Mount Nemrut

Nemrut is a 2,134 m (7,001 feet) high mountain located in Kahta, near the city of Adıyaman. A huge necropolis, it is home to the beheaded gods of the past and one of the most ambitious constructions of the Hellenistic period.

In 62 BC, King Antiochus I Theos of Commagene, proud of his royalty and power, desired to be remembered in the future. So he decided to sit and watch the sun rise and set with his gods and goddesses forever placed on the mountain top in a tomb flanked by huge statues of himself, two lions, two eagles, and various Greek, Armenian, and Iranian Gods (such as Apollo, Zeus, Tyche, Vahagn, Aramazd, Ahura, Mazda), which testifies to the cultural mix of the area.

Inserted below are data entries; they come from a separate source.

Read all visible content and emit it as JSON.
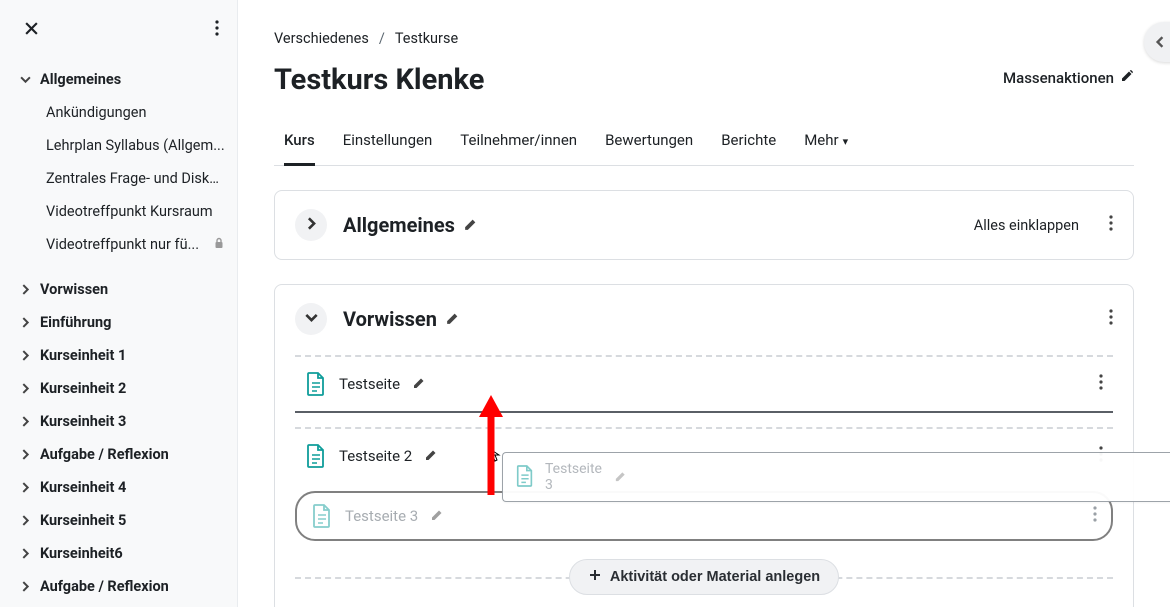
{
  "breadcrumb": {
    "a": "Verschiedenes",
    "b": "Testkurse"
  },
  "course_title": "Testkurs Klenke",
  "massactions_label": "Massenaktionen",
  "tabs": {
    "kurs": "Kurs",
    "einstellungen": "Einstellungen",
    "teilnehmer": "Teilnehmer/innen",
    "bewertungen": "Bewertungen",
    "berichte": "Berichte",
    "mehr": "Mehr"
  },
  "collapse_all": "Alles einklappen",
  "sections": {
    "allgemeines": "Allgemeines",
    "vorwissen": "Vorwissen"
  },
  "activities": {
    "t1": "Testseite",
    "t2": "Testseite 2",
    "t3": "Testseite 3",
    "t3_ghost": "Testseite 3"
  },
  "add_activity": "Aktivität oder Material anlegen",
  "sidebar": {
    "allgemeines": "Allgemeines",
    "items_sub": [
      "Ankündigungen",
      "Lehrplan Syllabus (Allgem...",
      "Zentrales Frage- und Disku...",
      "Videotreffpunkt Kursraum",
      "Videotreffpunkt nur fü..."
    ],
    "items": [
      "Vorwissen",
      "Einführung",
      "Kurseinheit 1",
      "Kurseinheit 2",
      "Kurseinheit 3",
      "Aufgabe / Reflexion",
      "Kurseinheit 4",
      "Kurseinheit 5",
      "Kurseinheit6",
      "Aufgabe / Reflexion"
    ]
  }
}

Their names were inscribed.

This area was a crossroads of different peoples, but a single enemy existed—the Romans. Antiochus wanted to keep his kingdom of Commagene independent even though many Anatolian territories were being annexed. He succeeded: the enemy eventually became a treasured ally.

After the death of Antiochus, the following years saw a collective effort to demolish the statues to bring down the gods. All of the statues have been decapitated, alas, their heads roughly removed from their bodies. Despite this unfortunate act, the heads and the ruins of the tomb-sanctuary of Antiochus are still magnificent, which is why the site is often considered as the 8th Wonder of the Ancient World.

The best time to visit Mt. Nemrut is early morning, when you have the opportunity to watch the breathtaking sunrise reflected on the ruins.

In 1987, Mt. Nemrut was declared a UNESCO World Heritage Site. In 1989, the mountain and its environs were declared a national park.